Designing agentic loops

Terminology: “Agentic Loop” vs Other Terms

  • Debate over naming: “agentic harness” evokes the interface between LLM and world; “agentic loop” emphasizes the skill of designing tool-driven loops to achieve goals.
  • Relationship to “context engineering”: some see them as closely related; others distinguish context stuffing (docs, examples) from designing tools, environments, and evaluation loops.

Designing Agentic Loops & Context Management

  • Key design questions: which tools to expose, how to implement them, what results stay in context vs are summarized, stored in memory, or discarded.
  • For multi-model systems, it’s unclear whether to rely on model‑builtin memory or implement memory as explicit tools.
  • Tool design must consider context size: e.g., APIs that return huge JSONs are problematic; tools for agents should often differ from tools for humans.
  • Some speculate future models will internalize these patterns (similar to chain-of-thought).

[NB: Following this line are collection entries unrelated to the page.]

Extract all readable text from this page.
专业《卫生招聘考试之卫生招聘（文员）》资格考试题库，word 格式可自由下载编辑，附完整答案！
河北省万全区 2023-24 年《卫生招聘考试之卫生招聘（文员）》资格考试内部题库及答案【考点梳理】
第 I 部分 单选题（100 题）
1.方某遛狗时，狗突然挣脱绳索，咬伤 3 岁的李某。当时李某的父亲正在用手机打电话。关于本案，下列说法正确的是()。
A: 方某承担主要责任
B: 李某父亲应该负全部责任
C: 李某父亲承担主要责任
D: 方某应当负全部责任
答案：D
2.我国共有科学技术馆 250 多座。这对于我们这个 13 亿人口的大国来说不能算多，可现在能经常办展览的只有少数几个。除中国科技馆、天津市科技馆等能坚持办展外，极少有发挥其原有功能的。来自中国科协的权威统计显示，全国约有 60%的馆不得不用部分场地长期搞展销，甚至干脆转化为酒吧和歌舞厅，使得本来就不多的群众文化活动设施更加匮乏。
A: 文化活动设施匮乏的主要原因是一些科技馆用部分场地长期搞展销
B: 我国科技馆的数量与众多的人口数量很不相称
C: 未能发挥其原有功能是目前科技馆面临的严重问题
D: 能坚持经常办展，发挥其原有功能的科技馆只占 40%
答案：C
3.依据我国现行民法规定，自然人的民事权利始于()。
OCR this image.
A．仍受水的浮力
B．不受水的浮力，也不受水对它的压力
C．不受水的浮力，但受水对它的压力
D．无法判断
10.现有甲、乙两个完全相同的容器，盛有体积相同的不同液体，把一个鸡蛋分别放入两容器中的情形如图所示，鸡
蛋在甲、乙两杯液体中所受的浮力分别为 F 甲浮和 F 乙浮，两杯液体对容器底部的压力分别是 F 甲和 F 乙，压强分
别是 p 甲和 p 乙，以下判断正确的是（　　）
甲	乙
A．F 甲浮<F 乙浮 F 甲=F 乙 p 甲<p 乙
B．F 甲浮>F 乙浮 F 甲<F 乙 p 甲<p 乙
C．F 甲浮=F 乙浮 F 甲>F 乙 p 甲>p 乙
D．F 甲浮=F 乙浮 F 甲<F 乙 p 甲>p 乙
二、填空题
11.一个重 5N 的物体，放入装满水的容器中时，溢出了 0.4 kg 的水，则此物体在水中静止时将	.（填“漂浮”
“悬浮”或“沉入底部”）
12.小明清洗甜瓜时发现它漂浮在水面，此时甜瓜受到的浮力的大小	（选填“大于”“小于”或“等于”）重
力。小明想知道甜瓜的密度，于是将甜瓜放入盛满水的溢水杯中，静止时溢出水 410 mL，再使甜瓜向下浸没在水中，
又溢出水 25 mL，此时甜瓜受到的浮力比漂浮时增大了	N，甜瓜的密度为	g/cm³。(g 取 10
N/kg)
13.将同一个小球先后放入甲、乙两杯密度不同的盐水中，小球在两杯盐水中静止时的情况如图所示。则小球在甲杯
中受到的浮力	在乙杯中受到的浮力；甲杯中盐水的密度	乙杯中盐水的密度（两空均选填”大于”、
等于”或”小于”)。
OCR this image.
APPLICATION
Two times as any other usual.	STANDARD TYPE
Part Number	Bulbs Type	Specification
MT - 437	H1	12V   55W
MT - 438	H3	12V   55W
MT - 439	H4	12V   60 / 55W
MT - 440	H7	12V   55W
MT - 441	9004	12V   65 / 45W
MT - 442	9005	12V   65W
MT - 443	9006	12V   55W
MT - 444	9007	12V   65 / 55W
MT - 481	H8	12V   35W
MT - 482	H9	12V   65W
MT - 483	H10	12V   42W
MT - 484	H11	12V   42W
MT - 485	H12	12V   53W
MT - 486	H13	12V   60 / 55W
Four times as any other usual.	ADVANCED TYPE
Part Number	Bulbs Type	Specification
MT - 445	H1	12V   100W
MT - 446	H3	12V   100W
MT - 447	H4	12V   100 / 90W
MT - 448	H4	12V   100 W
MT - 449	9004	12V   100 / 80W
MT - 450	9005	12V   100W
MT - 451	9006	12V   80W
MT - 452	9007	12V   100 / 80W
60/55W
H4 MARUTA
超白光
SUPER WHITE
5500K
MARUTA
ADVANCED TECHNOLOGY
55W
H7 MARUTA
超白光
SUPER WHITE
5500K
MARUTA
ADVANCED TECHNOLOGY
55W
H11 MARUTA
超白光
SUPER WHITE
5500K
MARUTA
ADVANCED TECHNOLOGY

Sandboxing & Execution Environments

  • Strong emphasis on sandboxing for YOLO modes: Docker devcontainers with restricted networking; lightweight options like bubblewrap/firejail; distrobox; plain Unix users/groups; or full VMs (KVM, Linux guests).
  • macOS is viewed as harder: sandbox-exec is deprecated/limited; people explore Lima VMs and app sandbox entitlements but hit practical issues.
  • Some prefer VM-level isolation for robustness; others argue containers are “good enough” for typical dev use where the main risk is “rm -rf /” rather than targeted attacks.

Security & Container Escape Debate

  • One view: prompt‑injected agents will eventually discover container escapes and zero-days autonomously; VMs are recommended for serious isolation.
  • Counterview: that claim is unproven; today’s practical concern is accidental damage, not autonomous zero‑day discovery.
  • General agreement that kernel vulns can turn into sandbox escapes, but for most local YOLO workflows, containers are acceptable risk.

Experiences Building Custom Coding Agents

  • Several people report strong results from custom agents that:
    • Run inside dedicated containers/VMs.
    • Accept “missions” and operate asynchronously with no user interaction.
    • Use speculative shell scripts that try multiple things at once.
  • Observed behaviors include cloning upstream repos to inspect dependencies, aggressively fetching source to understand undocumented APIs, and successfully running 20‑minute uninterrupted inference loops.
  • Checkpointing and rollback are discussed, but some prefer minimizing human-in-the-loop and instead improving mission specs and AGENTS.md.

Non-Coding & Broader Workflows

  • Agentic loops applied to documents/spreadsheets, dependency upgrading (reading changelogs, scanning code usage, rating breaking risk), and other engineering domains (metrics, traces).
  • Commenters liken all this to rediscovering workflow engines; tools like Temporal are cited for orchestration.

Compute, Cost & Parallelism

  • Anthropic’s “high compute” approach uses multiple parallel attempts, regression-test rejection, and internal scoring models to pick best patches, trading higher cost for better results.
  • Large, parallel, long‑running missions are seen as essential to scaling agent productivity, with sandboxing enabling aggressive speculation.

Agent Ergonomics & Configuration

  • Desired UX: “washing machine” model—inspect plan, press go, walk away while the agent runs tests and validations.
  • AGENTS.md is emerging as a de facto convention: concise, agent‑oriented instructions that tools auto‑ingest, distinct from human‑oriented README.md.
  • Some express discomfort with “agentic” as buzzword/marketing, though others try to tighten its definition around “LLM running tools in a loop.”